There is no authority in the account of Pausanias for the connecting wall, H,
between the goals, nor does he state that the winning line,
q, was marked out as a white line; but these details
are inserted from the analogy of the Roman circus. So also is the oblique
position of the line of the goals, as compared with the axis of the figure:
of course the greatest space was required at E, where the chariots were all
nearly abreast of each other.
Respecting the dimensions of the Olympic Hippodrome, we have no precise
information; but from the length of the measure called
HIPPICON and on other grounds,
it seems probable that the distance from the starting-place to the goal, or
perhaps rather from one goal to the other, was two stadia, so that one
double course was four stadia.
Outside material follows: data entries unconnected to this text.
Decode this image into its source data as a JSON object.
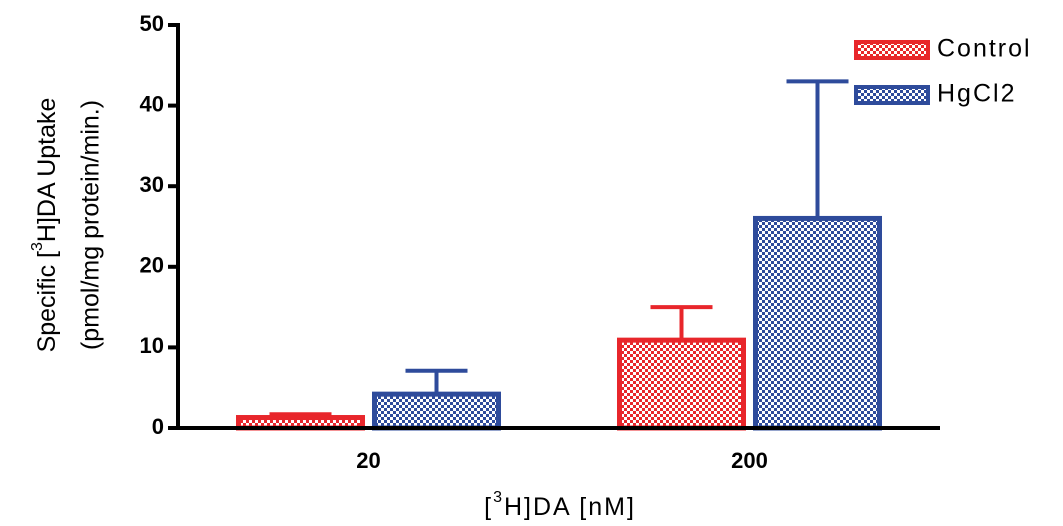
{
  "chart_data": {
    "type": "bar",
    "y_label_line1": [
      "Specific [",
      "3",
      "H]DA Uptake"
    ],
    "y_label_line2": "(pmol/mg protein/min.)",
    "x_label": [
      "[",
      "3",
      "H]DA  [nM]"
    ],
    "categories": [
      "20",
      "200"
    ],
    "series": [
      {
        "name": "Control",
        "color": "#e8262b",
        "values": [
          1.3,
          10.9
        ],
        "errors": [
          0.4,
          4.1
        ]
      },
      {
        "name": "HgCl2",
        "color": "#2e4b9b",
        "values": [
          4.2,
          26
        ],
        "errors": [
          2.9,
          17
        ]
      }
    ],
    "ylim": [
      0,
      50
    ],
    "yticks": [
      0,
      10,
      20,
      30,
      40,
      50
    ],
    "legend": "upper right"
  }
}
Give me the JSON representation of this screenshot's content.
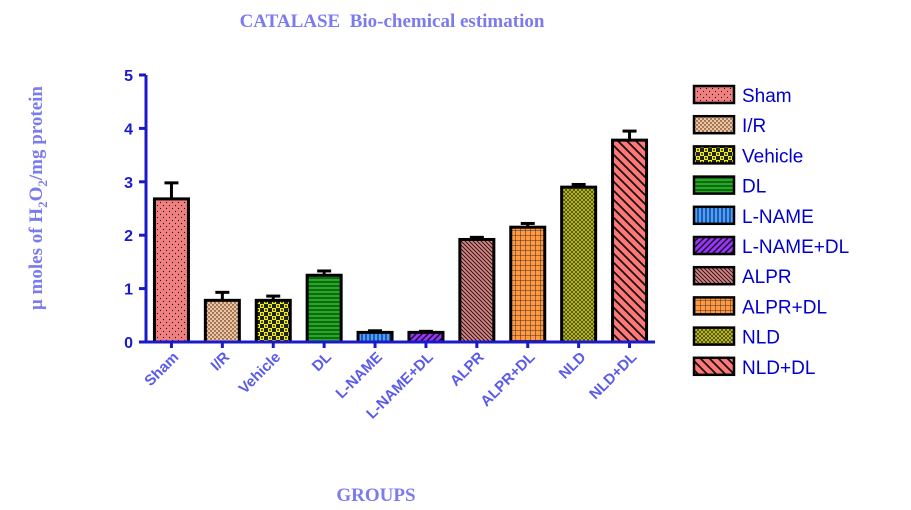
{
  "chart_data": {
    "type": "bar",
    "title": "CATALASE  Bio-chemical estimation",
    "xlabel": "GROUPS",
    "ylabel": {
      "prefix": "μ moles of H",
      "sub1": "2",
      "mid": "O",
      "sub2": "2",
      "suffix": "/mg protein"
    },
    "ylim": [
      0,
      5
    ],
    "yticks": [
      "0",
      "1",
      "2",
      "3",
      "4",
      "5"
    ],
    "categories": [
      "Sham",
      "I/R",
      "Vehicle",
      "DL",
      "L-NAME",
      "L-NAME+DL",
      "ALPR",
      "ALPR+DL",
      "NLD",
      "NLD+DL"
    ],
    "values": [
      2.68,
      0.78,
      0.78,
      1.25,
      0.18,
      0.18,
      1.92,
      2.15,
      2.9,
      3.78
    ],
    "errors": [
      0.3,
      0.15,
      0.08,
      0.08,
      0.03,
      0.02,
      0.04,
      0.07,
      0.05,
      0.17
    ],
    "legend_position": "right",
    "grid": false,
    "colors": {
      "title": "#7b7bf0",
      "axis": "#1a1ac8",
      "tick_labels": "#1a1ac8",
      "category_labels": "#5b5bea",
      "axis_title": "#7b7bf0",
      "legend_text": "#0000cc"
    },
    "bar_styles": [
      {
        "fill": "#f08080",
        "pattern": "dots"
      },
      {
        "fill": "#f5c29a",
        "pattern": "dense-dots"
      },
      {
        "fill": "#f2f200",
        "pattern": "checker"
      },
      {
        "fill": "#22aa22",
        "pattern": "horizontal"
      },
      {
        "fill": "#4aa0ff",
        "pattern": "vertical"
      },
      {
        "fill": "#9933ff",
        "pattern": "diag-right"
      },
      {
        "fill": "#d98080",
        "pattern": "diag-left"
      },
      {
        "fill": "#ff9944",
        "pattern": "grid"
      },
      {
        "fill": "#c8c800",
        "pattern": "diag-cross"
      },
      {
        "fill": "#ff7777",
        "pattern": "diag-left-wide"
      }
    ]
  }
}
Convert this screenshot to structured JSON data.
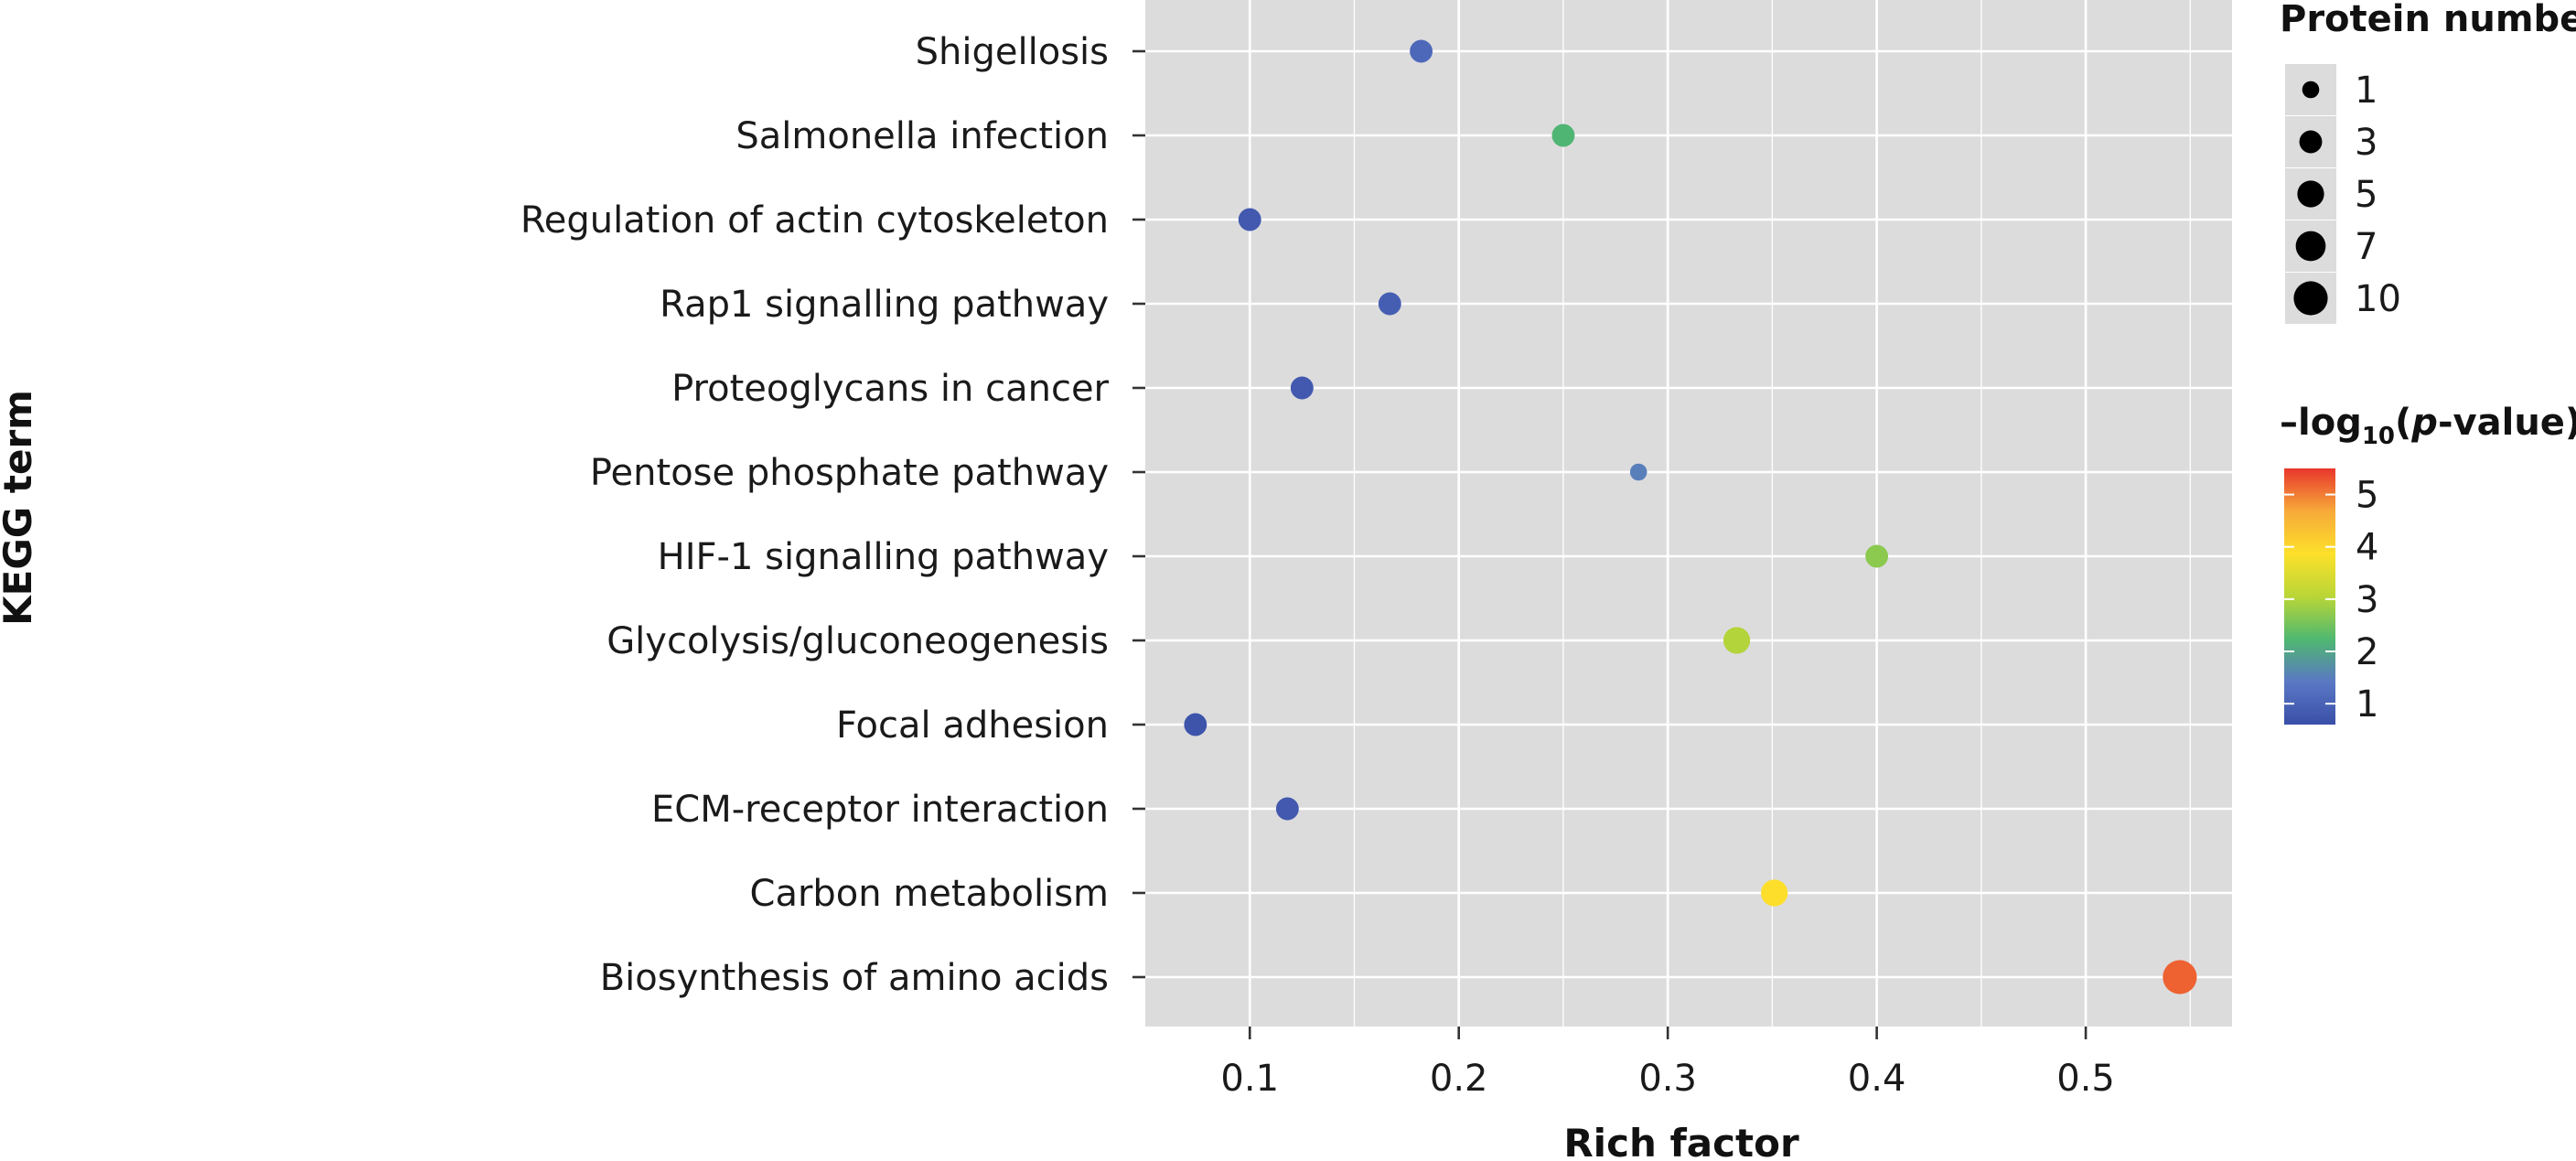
{
  "chart_data": {
    "type": "scatter",
    "xlabel": "Rich factor",
    "ylabel": "KEGG term",
    "xlim": [
      0.05,
      0.57
    ],
    "x_ticks": [
      0.1,
      0.2,
      0.3,
      0.4,
      0.5
    ],
    "x_tick_labels": [
      "0.1",
      "0.2",
      "0.3",
      "0.4",
      "0.5"
    ],
    "categories": [
      "Shigellosis",
      "Salmonella infection",
      "Regulation of actin cytoskeleton",
      "Rap1 signalling pathway",
      "Proteoglycans in cancer",
      "Pentose phosphate pathway",
      "HIF-1 signalling pathway",
      "Glycolysis/gluconeogenesis",
      "Focal adhesion",
      "ECM-receptor interaction",
      "Carbon metabolism",
      "Biosynthesis of amino acids"
    ],
    "points": [
      {
        "term": "Shigellosis",
        "x": 0.182,
        "protein_number": 3,
        "neg_log10_p": 1.1
      },
      {
        "term": "Salmonella infection",
        "x": 0.25,
        "protein_number": 3,
        "neg_log10_p": 2.2
      },
      {
        "term": "Regulation of actin cytoskeleton",
        "x": 0.1,
        "protein_number": 3,
        "neg_log10_p": 0.8
      },
      {
        "term": "Rap1 signalling pathway",
        "x": 0.167,
        "protein_number": 3,
        "neg_log10_p": 0.9
      },
      {
        "term": "Proteoglycans in cancer",
        "x": 0.125,
        "protein_number": 3,
        "neg_log10_p": 0.8
      },
      {
        "term": "Pentose phosphate pathway",
        "x": 0.286,
        "protein_number": 1,
        "neg_log10_p": 1.5
      },
      {
        "term": "HIF-1 signalling pathway",
        "x": 0.4,
        "protein_number": 3,
        "neg_log10_p": 2.7
      },
      {
        "term": "Glycolysis/gluconeogenesis",
        "x": 0.333,
        "protein_number": 5,
        "neg_log10_p": 3.0
      },
      {
        "term": "Focal adhesion",
        "x": 0.074,
        "protein_number": 3,
        "neg_log10_p": 0.7
      },
      {
        "term": "ECM-receptor interaction",
        "x": 0.118,
        "protein_number": 3,
        "neg_log10_p": 0.8
      },
      {
        "term": "Carbon metabolism",
        "x": 0.351,
        "protein_number": 5,
        "neg_log10_p": 3.9
      },
      {
        "term": "Biosynthesis of amino acids",
        "x": 0.545,
        "protein_number": 10,
        "neg_log10_p": 5.2
      }
    ],
    "size_legend": {
      "title": "Protein number",
      "values": [
        1,
        3,
        5,
        7,
        10
      ],
      "labels": [
        "1",
        "3",
        "5",
        "7",
        "10"
      ]
    },
    "color_legend": {
      "title_prefix": "–log",
      "title_subscript": "10",
      "title_open": "(",
      "title_italic": "p",
      "title_suffix": "-value)",
      "range": [
        0.6,
        5.5
      ],
      "ticks": [
        1,
        2,
        3,
        4,
        5
      ],
      "tick_labels": [
        "1",
        "2",
        "3",
        "4",
        "5"
      ],
      "colors": [
        "#3a4fa8",
        "#5a78c4",
        "#4fb870",
        "#b9d637",
        "#fde02a",
        "#f7a93a",
        "#e8372c"
      ]
    },
    "grid": true,
    "legend_position": "right",
    "panel_color": "#dcdcdd",
    "grid_color": "#ffffff"
  }
}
How many such double courses made up the
whole race, we are not informed. The width must have been at least as great
as the length of each side of the
aphesis, namely,
more than 400 feet. There does not appear to have been much architectural
display in the structure, and not many statues. The internal area of the
aphesis, D, contained several altars.
The chief points of difference between the Greek hippodrome and the Roman
circus are the smaller width of the latter, as only four chariots ran at
once, and the different arrangement of the
carceres. The periods at which the Olympic horse-races were
instituted are mentioned under
OLYMPIA
A few other hippodromes in Greece, Syria, and Egypt are mentioned by
Pausanias and other writers; but they deserve no special mention. (Cf.
Krause,
Gymnastik und Agonistik, 1.151 ff.; Guhl and Koner,
ubi supra; Baumeister, s. v.)
Among the Romans the term was also applied to an enclosed space for riding
and driving in, attached to a garden or villa, and planted with trees (
Plin. Ep. 5.6, § § 19, 32;
Mart. 12.50,
5
with Paley's note; “clusus essedo cursus,” Id. 12.57, 23).